At wind farms across the world, birds (particularly soaring species) are known to have a high risk of colliding with the turbines. These soaring species are further loosely divided into two groups for assesing ecological impact. (1) Migratory: Twice every year, many species of birds set out on their long journey across large swaths of land and sometimes seas, en masse. Turkey lies on the major migratory routes of such birds, with important bottlenecks in a few parts of the country (e.g. Bosphorus Strait). (2) Resident: Turkey is fairly mountainous, and higher elevations often house substantial populations of vultures and eagles. Additionaly Turkey’s many wetlands are home to large bird colonies.
For monitoring soaring species, we primarily rely on a technique called Vantage Point surveys where points within the project site that provide the best visual coverage are determined and at least 36 hours per season are spent observing birds. The findings are analysed using internationally recognized methods, such as Band and Biosis models, through which the risk of collision evaluated and the collision related mortality rate is estimated. Our estimations assist in customizing a plan to minimize collision risk such as lowering the cut-off speed for selected turbines or implementing an active turbine management system.

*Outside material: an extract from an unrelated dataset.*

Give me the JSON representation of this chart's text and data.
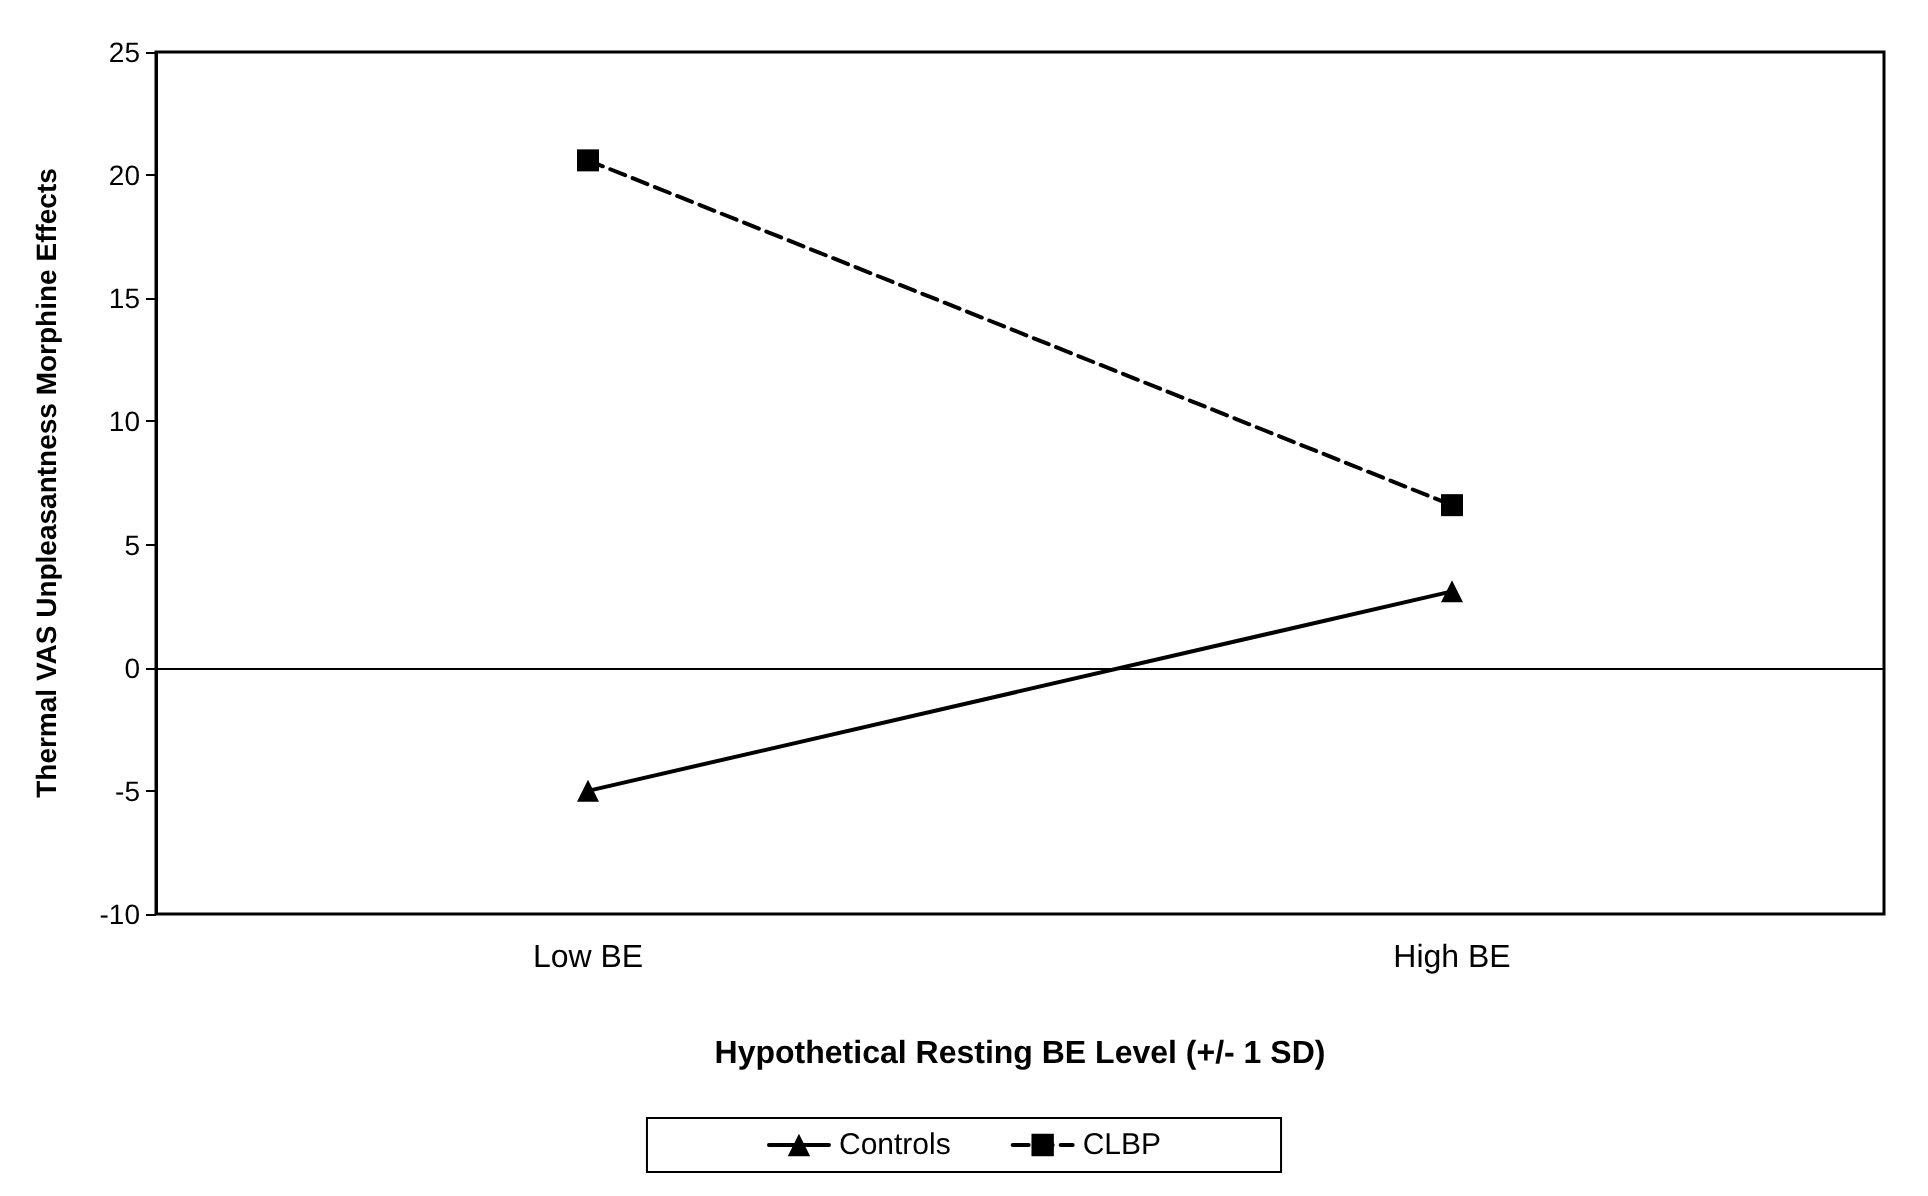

Potential impact of wind farms, at construction or operation phase, is not limited to only soaring species and instead encompasses all local avifauna. To account for this, breeding bird surveys include observations of breeding activity of resident species and identification of any species that are sensitive, rare and endangered that require additional mitigation.
Such species might include:
- Globally Threatened Species
- Threatened Species at National Level
- Locally rare species
Breeding bird surveys are also important for Critical Habitat assessment (IFC PS6 standards).
We identify such species and develop mitigation plans specifically tailored for them. A great example is the European Nightjar (Caprimulgus europaeus) at wind farm sites. European Nightjar may fly at rotor height during its peculiar courtship displays in the summer and collide with the blades. An ideal plan would target when and where the species would be most active (open areas on cloudless nights near full moon) in order to minimize both mortality and loss in energy production.